Я взял у него фото и еще раз внимательно рассмотрел его. «Мадемуазель» Корсакова позировала перед камерой явно где-то в своем институте: на заднем плане смутно проглядывали очертания большого помещения, наверное учебной аудитории, и силуэты нескольких человек, и мужчин, и женщин. Но глубина резкости изображения не позволяла различить детали.
— Очевидно, девчонкой просто пользуются, — высказал я первое, что пришло в голову. — Не исключено, за деньги!
— Аренда номера?
— Вполне вероятно. Надо бы с этой Корсаковой повстречаться?
— Обязательно, но без тебя! — Ракитин решительно отобрал у меня фото.
— Ай-я-яй, капитан, не стыдно? Хочешь финишную ленточку единолично порвать?
— Шашлык и пиво, — невозмутимо отозвался этот карьерист. — Ладно, на задержание, так и быть, возьму. Выметайся, мне работать надо!
— Ну, и пожалуйста! Не больно-то и нужно! — я выбрался из патрульной машины и, не оглядываясь, пошел к своей «двадцатке».
Вдруг снова заверещал мой мобильник, и знакомый взволнованный голосок Жанны протарахтел скороговоркой:
— Котик, рыбка в банке! Дуй скорее!
— Понял, Тутси, спасибо! — внутри у меня все подпрыгнуло от сладостного предвкушения охоты и, не удержавшись, я повернулся к Олегу, как раз закрывавшему дверцу. — Эй, капитан, а я все-таки быстрее!
Не дожидаясь, пока до него дойдет смысл реплики, я нырнул в свою машину и врубил с места третью скорость, рискуя окончательно доломать коробку передач.
В «Наядах», несмотря на ранний час, уже тусовались две-три компании молодежи в разных концах полутемного зала. Сдвинув столики и заставив их пивом, колой и тарелками с чипсами и орехами, парни и девицы что-то громко, но невнятно бубнили друг другу с набитыми ртами и хохотали, давясь и обливаясь питьем и хлопая товарищей по мокрым спинам. У стойки с бдительным Мишкой посередине на высоких табуретах сидело человек пять.
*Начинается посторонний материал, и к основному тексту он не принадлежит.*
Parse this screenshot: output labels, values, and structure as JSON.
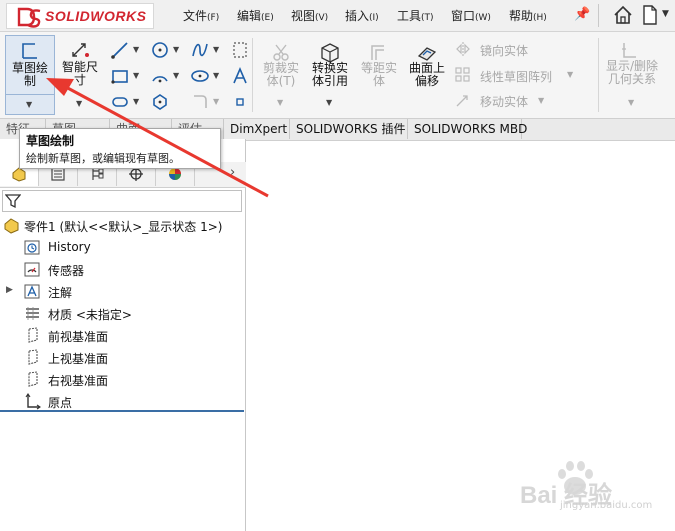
{
  "app": {
    "brand": "SOLIDWORKS",
    "brand_color": "#d22630"
  },
  "menu": {
    "items": [
      {
        "label": "文件",
        "accel": "(F)"
      },
      {
        "label": "编辑",
        "accel": "(E)"
      },
      {
        "label": "视图",
        "accel": "(V)"
      },
      {
        "label": "插入",
        "accel": "(I)"
      },
      {
        "label": "工具",
        "accel": "(T)"
      },
      {
        "label": "窗口",
        "accel": "(W)"
      },
      {
        "label": "帮助",
        "accel": "(H)"
      }
    ]
  },
  "ribbon": {
    "sketch": "草图绘\n制",
    "smart_dim": "智能尺\n寸",
    "trim": "剪裁实\n体(T)",
    "convert": "转换实\n体引用",
    "offset": "等距实\n体",
    "surface_offset": "曲面上\n偏移",
    "mirror": "镜向实体",
    "linear_pattern": "线性草图阵列",
    "move": "移动实体",
    "show_delete": "显示/删除\n几何关系"
  },
  "tabs": {
    "items": [
      "特征",
      "草图",
      "曲面",
      "评估",
      "DimXpert",
      "SOLIDWORKS 插件",
      "SOLIDWORKS MBD"
    ]
  },
  "tooltip": {
    "title": "草图绘制",
    "desc": "绘制新草图，或编辑现有草图。"
  },
  "tree": {
    "root": "零件1  (默认<<默认>_显示状态 1>)",
    "items": [
      {
        "label": "History",
        "icon": "history-icon"
      },
      {
        "label": "传感器",
        "icon": "sensor-icon"
      },
      {
        "label": "注解",
        "icon": "annotation-icon"
      },
      {
        "label": "材质 <未指定>",
        "icon": "material-icon"
      },
      {
        "label": "前视基准面",
        "icon": "plane-icon"
      },
      {
        "label": "上视基准面",
        "icon": "plane-icon"
      },
      {
        "label": "右视基准面",
        "icon": "plane-icon"
      },
      {
        "label": "原点",
        "icon": "origin-icon"
      }
    ]
  },
  "watermark": {
    "text": "Bai 经验",
    "url": "jingyan.baidu.com"
  },
  "colors": {
    "arrow": "#e8382f",
    "accent": "#1f5fa8"
  }
}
Одной из них оказалась Люська-Шанель (Людмила Аскольдовна Лоран, блондинка, метр семьдесят пять, 26 лет, студентка филологического факультета Университета), которая, завидев меня, притворилась, будто только что «срисовала клиента» и игривой походкой направилась прямо ко мне через зал.
Я напустил на себя фривольный вид и пошел навстречу так, чтобы столкнуться с ней где-то посередине помещения. Людмила подошла, взяла меня под руку и, улыбаясь во весь рот, быстро проговорила:
— Вторая слева, за стойкой! Сучка в голубом!.. — и уже громко: Какой шикарный мальчик и один! Не составите компанию скучающей девушке?
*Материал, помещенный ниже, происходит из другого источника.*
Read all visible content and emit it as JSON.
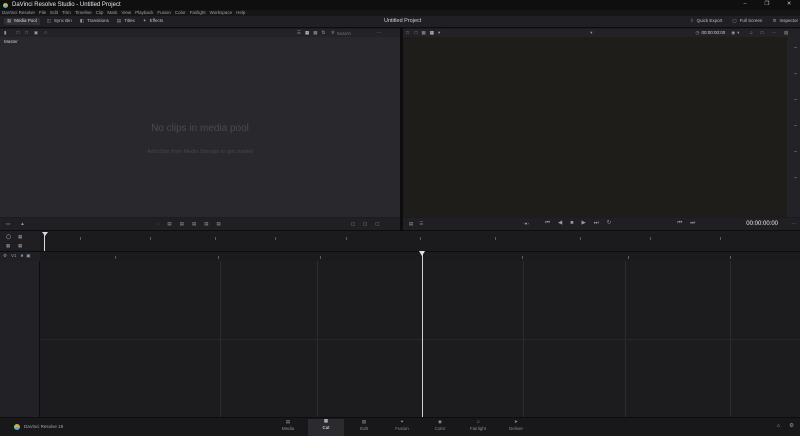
{
  "window": {
    "title": "DaVinci Resolve Studio - Untitled Project",
    "controls": [
      "minimize-icon",
      "maximize-icon",
      "close-icon"
    ]
  },
  "menubar": {
    "items": [
      "DaVinci Resolve",
      "File",
      "Edit",
      "Trim",
      "Timeline",
      "Clip",
      "Mark",
      "View",
      "Playback",
      "Fusion",
      "Color",
      "Fairlight",
      "Workspace",
      "Help"
    ]
  },
  "toolbar": {
    "left": [
      {
        "icon": "media-pool-icon",
        "label": "Media Pool"
      },
      {
        "icon": "sync-bin-icon",
        "label": "Sync Bin"
      },
      {
        "icon": "transitions-icon",
        "label": "Transitions"
      },
      {
        "icon": "titles-icon",
        "label": "Titles"
      },
      {
        "icon": "effects-icon",
        "label": "Effects"
      }
    ],
    "project_title": "Untitled Project",
    "right": [
      {
        "icon": "quick-export-icon",
        "label": "Quick Export"
      },
      {
        "icon": "full-screen-icon",
        "label": "Full Screen"
      },
      {
        "icon": "inspector-icon",
        "label": "Inspector"
      }
    ]
  },
  "media_pool": {
    "bin_label": "Master",
    "search_placeholder": "Search",
    "empty_title": "No clips in media pool",
    "empty_subtitle": "Add clips from Media Storage to get started"
  },
  "viewer": {
    "timecode_top": "00:00:00:00",
    "timecode": "00:00:00:00"
  },
  "timeline": {
    "track_label": "V1"
  },
  "footer": {
    "app_name": "DaVinci Resolve 18",
    "pages": [
      {
        "icon": "media-page-icon",
        "label": "Media",
        "active": false
      },
      {
        "icon": "cut-page-icon",
        "label": "Cut",
        "active": true
      },
      {
        "icon": "edit-page-icon",
        "label": "Edit",
        "active": false
      },
      {
        "icon": "fusion-page-icon",
        "label": "Fusion",
        "active": false
      },
      {
        "icon": "color-page-icon",
        "label": "Color",
        "active": false
      },
      {
        "icon": "fairlight-page-icon",
        "label": "Fairlight",
        "active": false
      },
      {
        "icon": "deliver-page-icon",
        "label": "Deliver",
        "active": false
      }
    ]
  },
  "colors": {
    "accent": "#ff6a3d",
    "active_page": "#ffffff",
    "panel_bg": "#28282d",
    "viewer_bg": "#1e1d1a"
  }
}
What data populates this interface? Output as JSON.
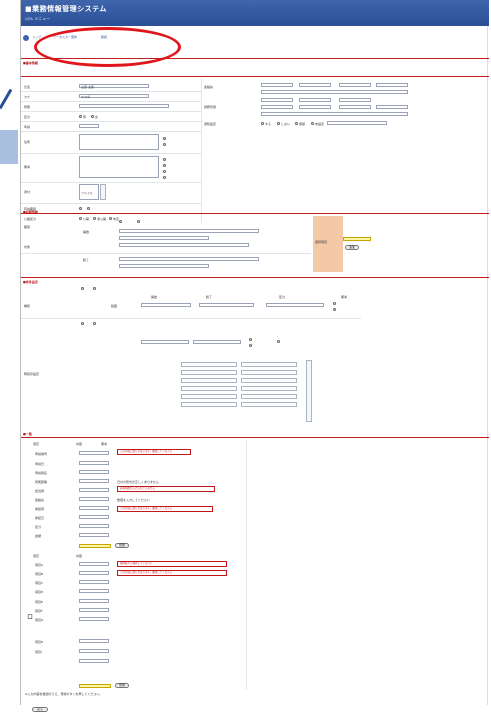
{
  "header": {
    "title": "■業務情報管理システム",
    "subtitle": "ｼｽﾃﾑ メニュー"
  },
  "breadcrumb": {
    "items": [
      "トップ",
      "データ入力・更新",
      "確認"
    ]
  },
  "sections": {
    "basic": {
      "title": "■基本情報"
    },
    "detail": {
      "title": "■詳細情報"
    },
    "conditions": {
      "title": "■条件設定"
    },
    "list": {
      "title": "■一覧"
    }
  },
  "basic_form": {
    "left_labels": [
      "氏名",
      "カナ",
      "所属",
      "区分",
      "性別",
      "年齢",
      "住所",
      "備考",
      "添付",
      "有効期間",
      "公開区分"
    ],
    "right_labels": [
      "連絡先",
      "電話",
      "勤務形態",
      "メール",
      "通知設定"
    ],
    "name_value": "山田 太郎",
    "kana_value": "ヤマダ",
    "file_value": "ファイル"
  },
  "radio_options": {
    "gender": [
      "男",
      "女"
    ],
    "publish": [
      "公開",
      "非公開",
      "未定"
    ],
    "notice": [
      "する",
      "しない",
      "保留",
      "未設定"
    ]
  },
  "detail_form": {
    "labels": [
      "期間",
      "対象",
      "開始",
      "終了"
    ],
    "side_label": "選択項目"
  },
  "conditions_form": {
    "labels": [
      "種別",
      "範囲",
      "時間帯設定"
    ],
    "headers": [
      "開始",
      "終了",
      "区分",
      "備考"
    ]
  },
  "list_form": {
    "headers": [
      "項目",
      "内容",
      "備考"
    ],
    "rows": [
      "申請番号",
      "申請日",
      "申請者名",
      "所属部署",
      "担当者",
      "連絡先",
      "承認者",
      "承認日",
      "区分",
      "金額",
      "備考"
    ],
    "lower_rows": [
      "項目A",
      "項目B",
      "項目C",
      "項目D",
      "項目E",
      "項目F",
      "項目G",
      "項目H",
      "項目I"
    ],
    "errors": [
      "入力内容に誤りがあります。確認してください",
      "日付の形式が正しくありません",
      "必須項目が入力されていません",
      "数値を入力してください",
      "入力内容に誤りがあります。確認してください",
      "選択肢から選択してください",
      "入力内容に誤りがあります。確認してください"
    ]
  },
  "buttons": {
    "add": "追加",
    "register": "登録",
    "confirm": "確認",
    "back": "戻る"
  },
  "footer": {
    "note": "※入力内容を確認のうえ、登録ボタンを押してください。"
  },
  "colors": {
    "header": "#2a4f96",
    "section_rule": "#c61b1b",
    "highlight": "#e0161c",
    "orange": "#f3c9a6",
    "yellow_input": "#fff6a6"
  }
}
— С удовольствием, лапочка, — тоже довольно громко и развязно откликнулся я, увлекая ее к бару, поближе к незнакомке, и — уже тише: — А ты не перепутала? Эта рыжая!
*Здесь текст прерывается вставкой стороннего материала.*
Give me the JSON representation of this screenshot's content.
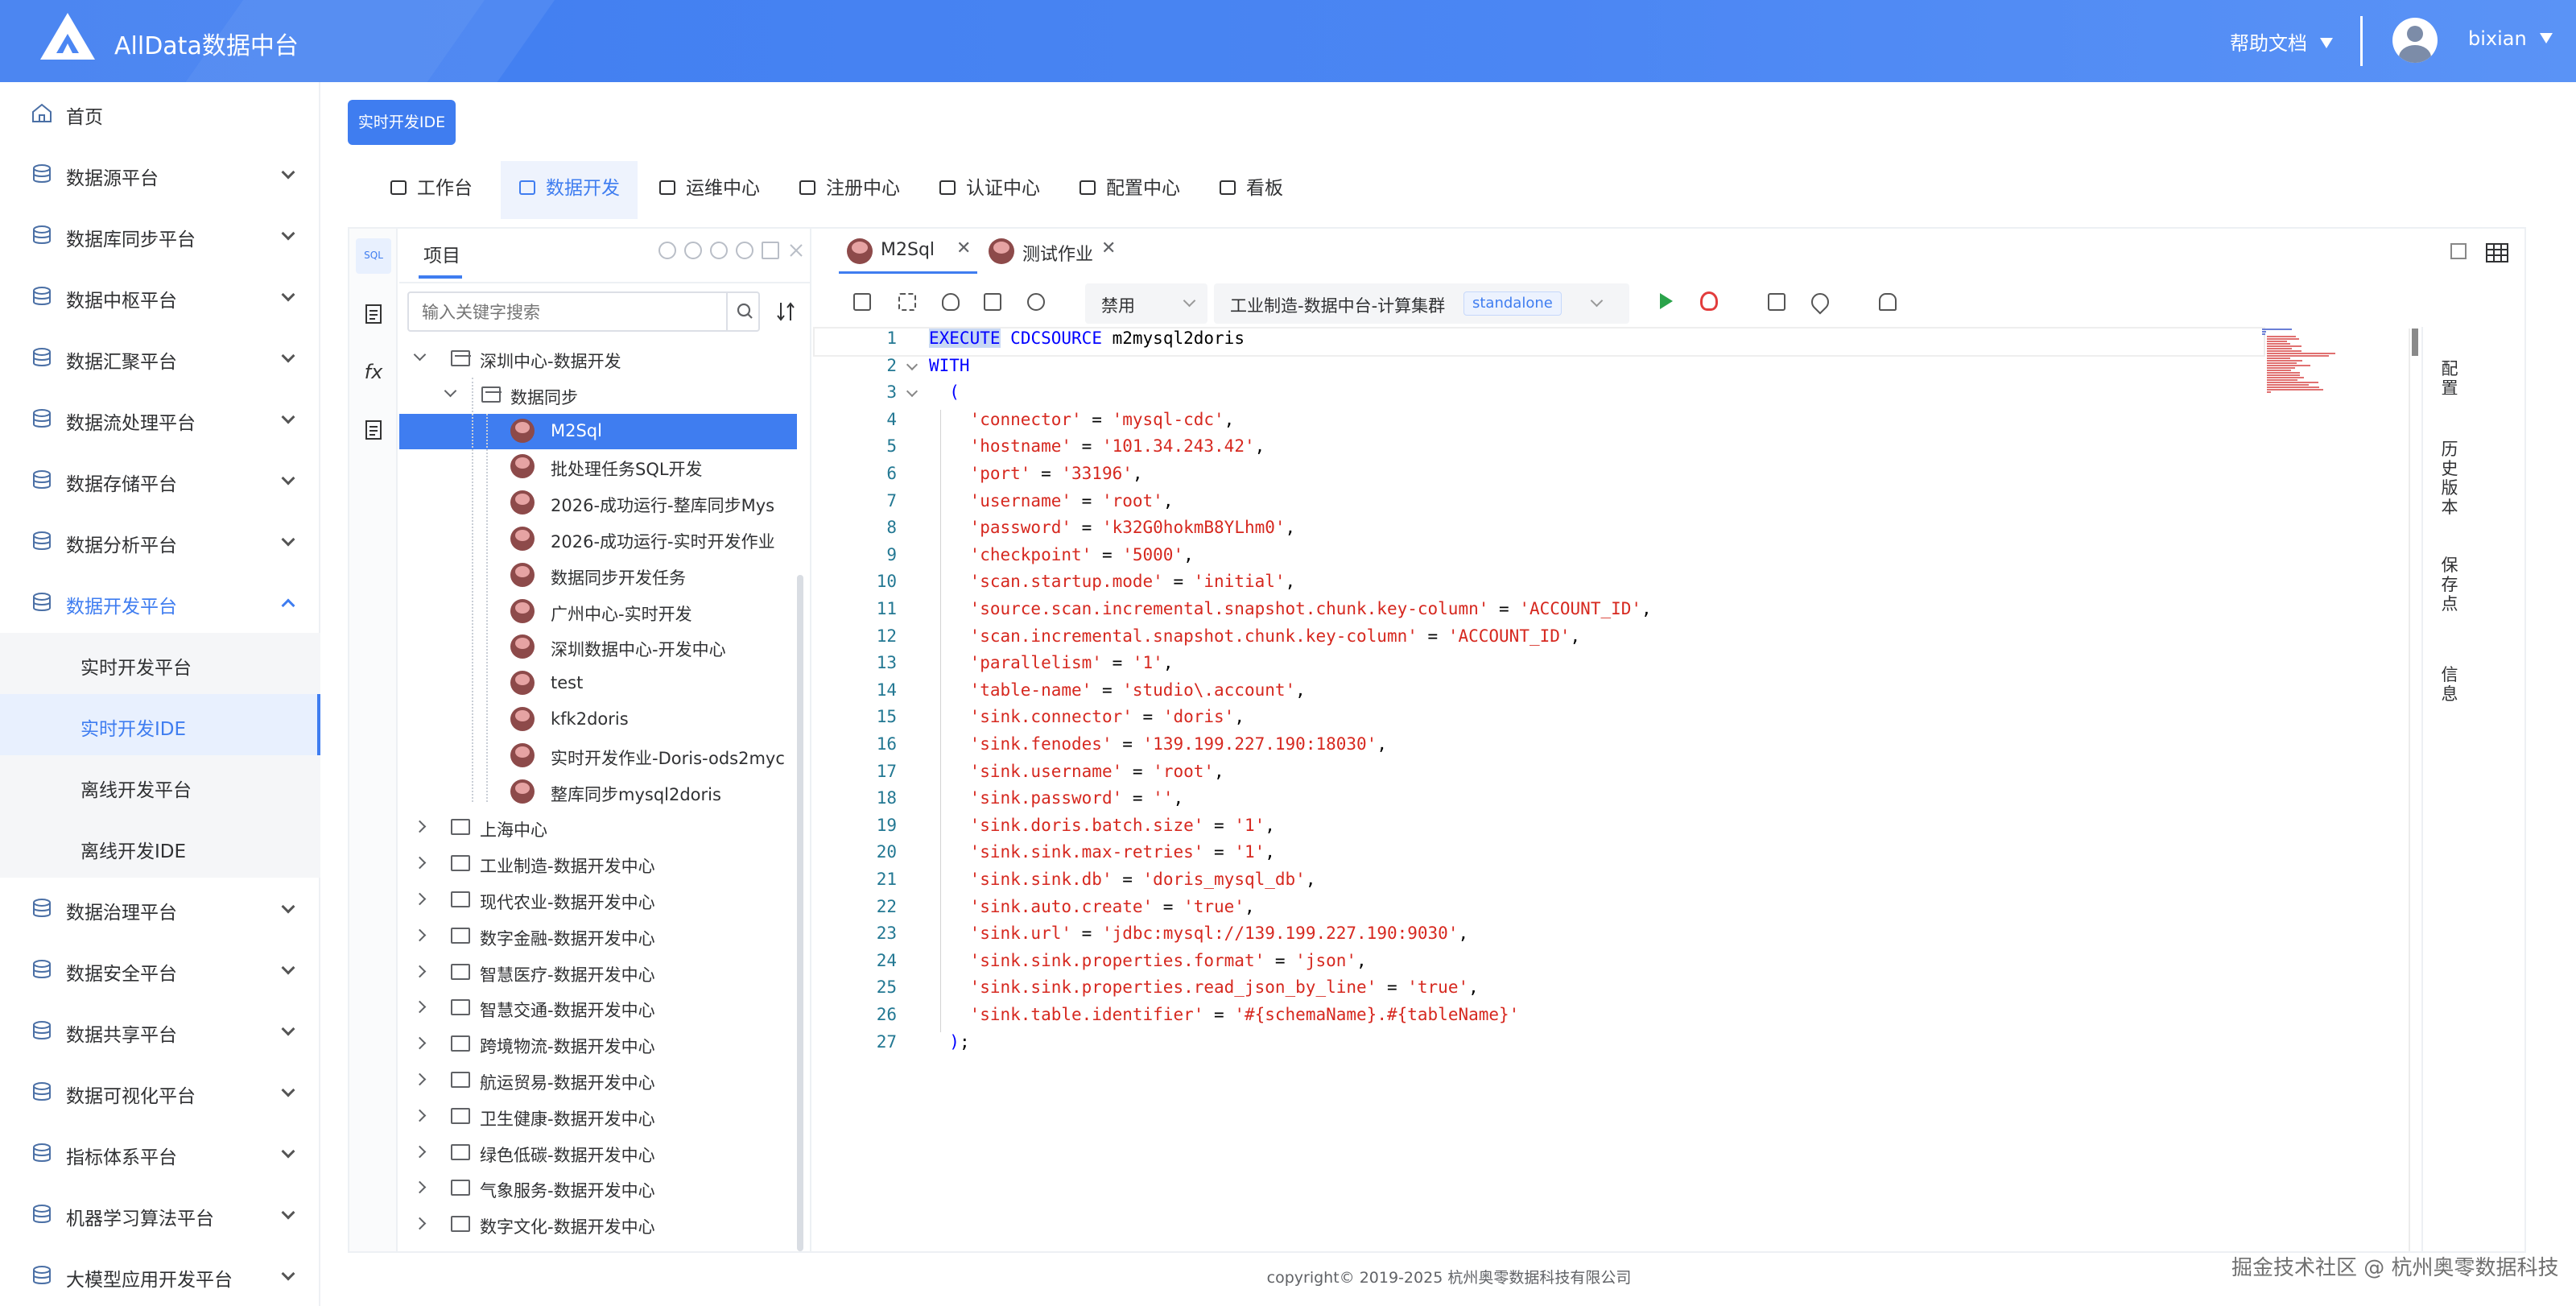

— А какая же еще?! — снова зашипела Шанель, не забывая обольстительно улыбаться — артистка! — Я эту курву и в темноте наощупь опознаю!
Мы добрались до стойки, продолжая разыгрывать флиртующую пару, уселись на табуреты и заказали «пивка для рывка». Я, как бы невзначай, потянулся к зеркальной салфетнице на стойке и развернул ее так, чтобы все время видеть незнакомку не оборачиваясь. Мы сосали пиво, балагурили, тискали друг друга, а она с отсутствующим, даже сонным каким-то, видом продолжала неторопливо потягивать фруктовый коктейль из фужера и временами затягивалась сигаретой «Парламент», вставленной в мундштук из слоновой кости. На взгляд ей можно было дать лет 30–35, длинноногая, стройная, с высокой грудью под облегающим блескуче-голубым платьем без признаков нижнего белья, роскошная грива золотисто-рыжих вьющихся волос обрамляла немного скуластое с тонкими чертами лицо, огромные миндалевые глаза под изогнутыми с надломом бровями, длинные нервные пальцы, капризные, чуть припухлые, чувственные губы — м-да! От таких самостоятельно не уходят! Классная «чапа», как говаривала одна моя давняя знакомая, но — увы! — не та!